A maldade é resultado da Queda e o primeiro homicídio aconteceu na família do primeiro casal. Abel tinha um caráter justo e oposto ao do seu irmão Caim. Adão e Eva devem ter dado a mesma educação aos dois filhos, todavia o ensino dos pais não foi e não é suficiente para moldar o caráter dos filhos. O ensino é importante, mas somente Jesus pode transformar o nosso verdadeiro eu. Caim tinha um coração mau, dominado pelo ódio e pela inveja, por isso, teve o seu sacrifício rejeitado. Deus não olhou e não olha para a oferta em si, porque o mais importante é o coração, o caráter do ofertante. Por isso, Jesus declarou: “Portanto, se trouxeres a tua oferta ao altar e aí te lembrares de que teu irmão tem alguma coisa contra ti, deixa ali diante do altar a tua oferta, e vai reconciliar-te primeiro com teu irmão, e depois vem, e apresenta a tua oferta” (Mt 5.23,24). Jamais poderemos comprar a Deus ou impressioná-lo com as nossas ofertas, pois tudo que existe nos céus e na Terra pertence a Ele. O Senhor não deseja apenas a nossa oferta, Ele almeja ser o primeiro em nossos corações. Somente quando Ele tem o primeiro lugar pode-nos transformar e fazer de nós pessoas melhores, bondosas, cujo caráter revele a sua glória.
Sugestão didática:
Converse com os alunos mostrando que a benevolência torna o crente uma testemunha do amor de Deus e evita que venhamos ferir ou magoar o próximo. Segundo o Senhor Jesus, podemos atentar contra a vida de uma pessoa com nossas palavras (Mt 5.21,22). Quantos não foram feridos e encontram-se espiritualmente mortos devido a uma palavra ou uma ação, ainda que não intencional, de um irmão(a)? Por isso, precisamos ter cuidado!

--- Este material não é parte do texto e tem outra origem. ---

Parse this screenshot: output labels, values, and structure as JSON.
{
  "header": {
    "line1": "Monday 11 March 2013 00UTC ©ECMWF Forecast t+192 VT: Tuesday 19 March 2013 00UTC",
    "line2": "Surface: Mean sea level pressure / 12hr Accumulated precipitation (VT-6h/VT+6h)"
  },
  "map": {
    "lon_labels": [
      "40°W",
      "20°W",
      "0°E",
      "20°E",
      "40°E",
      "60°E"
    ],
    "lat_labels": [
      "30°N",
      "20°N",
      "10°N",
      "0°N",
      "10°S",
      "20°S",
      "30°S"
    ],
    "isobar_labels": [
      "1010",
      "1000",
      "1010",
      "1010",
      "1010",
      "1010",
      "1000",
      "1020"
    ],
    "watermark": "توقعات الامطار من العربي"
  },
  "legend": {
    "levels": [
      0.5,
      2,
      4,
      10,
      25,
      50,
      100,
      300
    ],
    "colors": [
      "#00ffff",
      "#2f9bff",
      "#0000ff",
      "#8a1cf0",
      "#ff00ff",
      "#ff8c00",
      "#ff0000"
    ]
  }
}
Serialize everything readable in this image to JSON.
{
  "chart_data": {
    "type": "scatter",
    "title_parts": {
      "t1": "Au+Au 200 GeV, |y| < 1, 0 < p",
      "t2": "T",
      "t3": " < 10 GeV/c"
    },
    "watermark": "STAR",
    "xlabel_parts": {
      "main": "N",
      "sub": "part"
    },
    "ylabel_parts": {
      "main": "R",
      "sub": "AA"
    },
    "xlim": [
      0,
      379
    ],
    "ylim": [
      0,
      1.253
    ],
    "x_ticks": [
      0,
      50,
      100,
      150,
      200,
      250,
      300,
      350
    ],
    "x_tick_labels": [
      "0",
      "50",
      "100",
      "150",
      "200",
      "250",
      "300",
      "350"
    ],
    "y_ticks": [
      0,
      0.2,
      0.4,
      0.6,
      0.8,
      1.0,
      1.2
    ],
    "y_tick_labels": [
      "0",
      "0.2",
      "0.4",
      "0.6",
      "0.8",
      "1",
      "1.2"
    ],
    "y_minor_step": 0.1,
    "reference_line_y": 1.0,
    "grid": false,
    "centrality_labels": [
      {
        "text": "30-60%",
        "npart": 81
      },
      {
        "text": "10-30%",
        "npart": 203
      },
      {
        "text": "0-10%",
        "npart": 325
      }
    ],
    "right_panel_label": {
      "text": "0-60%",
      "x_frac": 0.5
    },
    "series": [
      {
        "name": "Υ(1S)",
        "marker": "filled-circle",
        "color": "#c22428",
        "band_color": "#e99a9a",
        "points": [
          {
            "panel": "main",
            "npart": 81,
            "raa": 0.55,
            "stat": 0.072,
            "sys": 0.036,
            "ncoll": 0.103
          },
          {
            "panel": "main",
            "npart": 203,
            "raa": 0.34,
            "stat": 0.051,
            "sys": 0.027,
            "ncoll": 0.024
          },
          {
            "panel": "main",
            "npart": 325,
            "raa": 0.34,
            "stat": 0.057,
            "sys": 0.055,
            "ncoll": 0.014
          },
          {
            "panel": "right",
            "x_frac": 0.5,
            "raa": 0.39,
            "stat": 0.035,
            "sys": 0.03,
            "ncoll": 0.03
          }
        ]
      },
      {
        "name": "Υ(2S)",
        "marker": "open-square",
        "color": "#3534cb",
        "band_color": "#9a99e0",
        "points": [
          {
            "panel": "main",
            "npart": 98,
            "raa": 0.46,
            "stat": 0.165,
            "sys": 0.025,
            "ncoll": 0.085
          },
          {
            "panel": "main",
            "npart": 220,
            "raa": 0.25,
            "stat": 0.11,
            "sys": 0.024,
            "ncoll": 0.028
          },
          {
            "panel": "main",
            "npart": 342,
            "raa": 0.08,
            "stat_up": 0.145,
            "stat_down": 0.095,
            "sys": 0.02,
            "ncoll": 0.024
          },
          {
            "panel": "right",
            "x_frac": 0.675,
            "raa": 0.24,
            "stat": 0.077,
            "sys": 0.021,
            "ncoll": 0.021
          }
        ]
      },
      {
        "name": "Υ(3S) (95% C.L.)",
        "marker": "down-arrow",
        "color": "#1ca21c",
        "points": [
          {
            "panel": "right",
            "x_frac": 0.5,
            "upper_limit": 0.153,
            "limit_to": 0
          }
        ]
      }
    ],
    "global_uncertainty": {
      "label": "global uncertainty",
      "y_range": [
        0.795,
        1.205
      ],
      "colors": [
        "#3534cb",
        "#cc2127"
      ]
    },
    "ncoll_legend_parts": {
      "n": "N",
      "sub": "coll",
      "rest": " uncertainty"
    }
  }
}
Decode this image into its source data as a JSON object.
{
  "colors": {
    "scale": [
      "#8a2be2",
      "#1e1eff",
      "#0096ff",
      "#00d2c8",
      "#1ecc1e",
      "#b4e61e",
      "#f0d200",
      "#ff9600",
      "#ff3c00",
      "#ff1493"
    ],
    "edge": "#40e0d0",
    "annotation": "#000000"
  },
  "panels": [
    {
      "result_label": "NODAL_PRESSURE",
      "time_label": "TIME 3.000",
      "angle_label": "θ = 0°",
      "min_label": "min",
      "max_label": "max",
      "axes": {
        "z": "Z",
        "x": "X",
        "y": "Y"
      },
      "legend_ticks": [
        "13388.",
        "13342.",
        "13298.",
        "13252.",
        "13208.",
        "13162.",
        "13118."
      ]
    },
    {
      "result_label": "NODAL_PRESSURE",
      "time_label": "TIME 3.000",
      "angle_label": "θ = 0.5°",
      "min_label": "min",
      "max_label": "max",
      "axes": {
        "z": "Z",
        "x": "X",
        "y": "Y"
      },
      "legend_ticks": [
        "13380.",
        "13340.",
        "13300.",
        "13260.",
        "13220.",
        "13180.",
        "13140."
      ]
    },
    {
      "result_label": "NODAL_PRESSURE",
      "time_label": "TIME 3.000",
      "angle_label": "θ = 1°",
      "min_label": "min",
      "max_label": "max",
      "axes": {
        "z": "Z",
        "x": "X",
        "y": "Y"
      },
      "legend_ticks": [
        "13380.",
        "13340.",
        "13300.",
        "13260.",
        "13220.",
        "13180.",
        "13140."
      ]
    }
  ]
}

Peça que os alunos formem duplas. Em seguida, peça que as duplas, sem deixar que o outro veja, escrevam uma tarefa que gostaria que o irmão ou irmã executasse (cantar um hino, falar uma poesia, recitar o texto áureo de cor, etc.). Depois que todos escreverem, peça que formem um único grupo. Em seguida, peça que troquem os papéis (e as tarefas). Depois da troca e leitura das tarefas, pergunte aos alunos: “Se soubesse que a tarefa seria executada por você, teria pedido algo diferente, mais fácil? O objetivo é mostrar que precisamos ser benignos para com o nosso próximo. A bondade faz com que venhamos tratar os outros como gostaríamos de ser tratados. Aquilo que não desejamos para nós, não podemos também desejar ao outro.